#2347

Liberty Palace had several rooms that the Lighthouse didn’t … mainly the Wings in each cardinal direction. Ali liked the East and Mage liked the West, and they shared the other Wings between themselves.

Unlike the three other Wings, the West Wing wasn’t technically a wing at all. Its hallway from the main atrium looked like the others, yet instead of leading into a grand room it ended at an archway beneath which wide stone stairs descended deep into the earth. These stairs lead to what Ali and Mage called the West Wing – a vast network of interconnected caverns filled with all manner of stones and crystals. The walls of some “rooms” were held up by massive quartz columns while others were covered with countless tiny crystals that glittered in their own light. Stalactites and stalagmites turned some caverns into gaping beast mouths; layers of smooth, rippled calcite transformed other walls into frozen waterfalls. Many crystals were familiar – amethyst, citrine, fluorite, smoky quartz, malachite, tourmaline in a hundred colorful variations – while others were like nothing found on any other world. 

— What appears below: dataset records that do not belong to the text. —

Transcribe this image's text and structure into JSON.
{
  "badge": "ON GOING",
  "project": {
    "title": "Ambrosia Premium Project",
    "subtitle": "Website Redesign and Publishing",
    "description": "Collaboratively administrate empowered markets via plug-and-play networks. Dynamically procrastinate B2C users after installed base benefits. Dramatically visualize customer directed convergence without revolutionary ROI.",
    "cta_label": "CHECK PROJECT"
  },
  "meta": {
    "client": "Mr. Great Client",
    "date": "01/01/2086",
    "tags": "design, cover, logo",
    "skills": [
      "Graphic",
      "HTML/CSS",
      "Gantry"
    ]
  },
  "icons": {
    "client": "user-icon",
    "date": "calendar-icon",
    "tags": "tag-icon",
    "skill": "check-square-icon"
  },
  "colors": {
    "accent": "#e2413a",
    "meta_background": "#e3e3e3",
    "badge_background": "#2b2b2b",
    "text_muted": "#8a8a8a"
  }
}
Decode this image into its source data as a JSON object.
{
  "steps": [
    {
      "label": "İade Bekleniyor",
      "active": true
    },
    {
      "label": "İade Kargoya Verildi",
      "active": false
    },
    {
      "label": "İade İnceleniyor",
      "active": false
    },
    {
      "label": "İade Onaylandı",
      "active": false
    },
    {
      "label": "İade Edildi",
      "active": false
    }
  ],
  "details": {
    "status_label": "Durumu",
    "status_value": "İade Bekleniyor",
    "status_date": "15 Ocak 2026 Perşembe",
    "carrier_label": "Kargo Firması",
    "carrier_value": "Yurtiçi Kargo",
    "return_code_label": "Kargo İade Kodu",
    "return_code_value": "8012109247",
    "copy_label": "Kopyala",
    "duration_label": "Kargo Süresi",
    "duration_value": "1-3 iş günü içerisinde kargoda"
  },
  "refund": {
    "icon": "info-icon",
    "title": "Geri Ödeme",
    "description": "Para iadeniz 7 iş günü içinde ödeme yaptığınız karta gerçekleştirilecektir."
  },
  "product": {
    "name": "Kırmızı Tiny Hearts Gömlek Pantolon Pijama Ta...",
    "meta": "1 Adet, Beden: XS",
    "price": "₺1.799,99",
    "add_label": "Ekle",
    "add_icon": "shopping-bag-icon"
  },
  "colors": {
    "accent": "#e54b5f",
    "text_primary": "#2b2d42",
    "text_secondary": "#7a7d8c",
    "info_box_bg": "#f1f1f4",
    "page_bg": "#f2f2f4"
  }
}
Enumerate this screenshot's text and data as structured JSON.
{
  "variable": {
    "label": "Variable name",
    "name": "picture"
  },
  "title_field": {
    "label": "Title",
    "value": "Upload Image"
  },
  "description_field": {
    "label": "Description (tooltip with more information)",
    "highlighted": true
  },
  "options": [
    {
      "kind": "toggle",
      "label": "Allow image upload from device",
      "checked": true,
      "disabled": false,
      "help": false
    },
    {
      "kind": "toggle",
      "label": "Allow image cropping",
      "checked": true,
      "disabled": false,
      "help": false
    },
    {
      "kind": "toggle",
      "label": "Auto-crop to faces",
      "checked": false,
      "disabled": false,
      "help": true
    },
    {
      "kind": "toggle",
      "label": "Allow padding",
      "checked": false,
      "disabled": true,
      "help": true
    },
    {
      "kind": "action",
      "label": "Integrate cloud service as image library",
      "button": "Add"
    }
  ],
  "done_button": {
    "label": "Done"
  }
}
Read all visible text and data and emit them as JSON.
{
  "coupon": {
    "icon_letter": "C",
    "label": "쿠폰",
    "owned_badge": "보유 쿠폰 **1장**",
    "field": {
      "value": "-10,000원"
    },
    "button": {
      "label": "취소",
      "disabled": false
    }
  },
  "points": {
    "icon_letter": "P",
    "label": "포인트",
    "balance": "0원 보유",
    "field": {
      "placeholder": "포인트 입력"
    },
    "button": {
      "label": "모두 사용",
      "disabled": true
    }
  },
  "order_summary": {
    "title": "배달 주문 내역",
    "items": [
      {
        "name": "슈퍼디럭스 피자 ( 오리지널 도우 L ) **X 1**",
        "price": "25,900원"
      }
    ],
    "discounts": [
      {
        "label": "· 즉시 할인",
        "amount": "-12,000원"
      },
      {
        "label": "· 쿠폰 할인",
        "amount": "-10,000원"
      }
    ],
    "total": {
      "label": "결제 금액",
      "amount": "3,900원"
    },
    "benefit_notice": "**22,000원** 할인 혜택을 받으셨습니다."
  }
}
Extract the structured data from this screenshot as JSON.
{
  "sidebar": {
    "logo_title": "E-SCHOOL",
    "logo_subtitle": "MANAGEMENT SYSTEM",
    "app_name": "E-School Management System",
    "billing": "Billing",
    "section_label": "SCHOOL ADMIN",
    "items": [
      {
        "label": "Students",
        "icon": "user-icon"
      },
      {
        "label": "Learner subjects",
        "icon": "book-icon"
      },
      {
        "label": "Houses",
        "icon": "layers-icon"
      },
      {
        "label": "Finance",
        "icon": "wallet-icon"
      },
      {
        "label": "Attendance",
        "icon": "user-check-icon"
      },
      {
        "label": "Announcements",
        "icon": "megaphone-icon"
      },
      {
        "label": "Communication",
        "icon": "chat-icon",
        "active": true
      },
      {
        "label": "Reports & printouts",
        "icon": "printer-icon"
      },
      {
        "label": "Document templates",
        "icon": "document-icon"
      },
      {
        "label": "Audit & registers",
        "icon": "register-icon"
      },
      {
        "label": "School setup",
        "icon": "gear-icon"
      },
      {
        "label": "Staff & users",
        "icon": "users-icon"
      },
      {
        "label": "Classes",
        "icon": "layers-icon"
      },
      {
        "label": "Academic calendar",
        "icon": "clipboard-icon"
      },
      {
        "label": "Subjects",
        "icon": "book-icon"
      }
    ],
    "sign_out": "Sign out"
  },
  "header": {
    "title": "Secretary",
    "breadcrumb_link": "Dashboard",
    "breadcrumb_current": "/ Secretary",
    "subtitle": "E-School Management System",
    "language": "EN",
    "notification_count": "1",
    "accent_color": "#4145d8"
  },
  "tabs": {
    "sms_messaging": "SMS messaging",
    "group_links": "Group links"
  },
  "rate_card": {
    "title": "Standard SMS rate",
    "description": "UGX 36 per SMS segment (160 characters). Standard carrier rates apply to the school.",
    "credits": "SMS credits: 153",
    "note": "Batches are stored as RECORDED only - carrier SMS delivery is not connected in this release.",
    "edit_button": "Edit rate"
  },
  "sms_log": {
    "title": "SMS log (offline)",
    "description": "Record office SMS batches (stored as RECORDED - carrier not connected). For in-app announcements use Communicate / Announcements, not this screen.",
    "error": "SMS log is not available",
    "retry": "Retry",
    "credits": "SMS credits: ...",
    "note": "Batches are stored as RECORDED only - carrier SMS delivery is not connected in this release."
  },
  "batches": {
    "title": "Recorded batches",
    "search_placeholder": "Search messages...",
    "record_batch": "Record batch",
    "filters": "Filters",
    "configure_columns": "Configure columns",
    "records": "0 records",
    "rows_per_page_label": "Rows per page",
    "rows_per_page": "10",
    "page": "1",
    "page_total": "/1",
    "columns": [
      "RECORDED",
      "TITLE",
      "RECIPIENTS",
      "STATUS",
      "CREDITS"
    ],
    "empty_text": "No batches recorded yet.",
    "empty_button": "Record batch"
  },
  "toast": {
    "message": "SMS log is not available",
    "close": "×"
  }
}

Mage spent hours wandering the labyrinthine paths of the West Wing. It was she who discovered the underground river which fed the pool in the East Wing, and a great chamber in which a ring of crystal towers made a perfect casting circle. So too did she discover the chain of hot springs, where heat and mineral water worked to soak away her pains after a long day in the gardens or a few rounds in the armory. Now that the centuries of battle and vengeance were past, Mage found her long lack of self-care catching up with her. Immortal she might be, and capable of wielding frighteningly powerful magic, but that did not make her immune to exhaustion’s lasting effects. And cold! She had been so cold for so long she had forgotten how wonderful it felt to be warm through to your bones. Ali would join her from time to time, and in between leave little packets of herbs and oils on a nearby stone ledge as a surprise.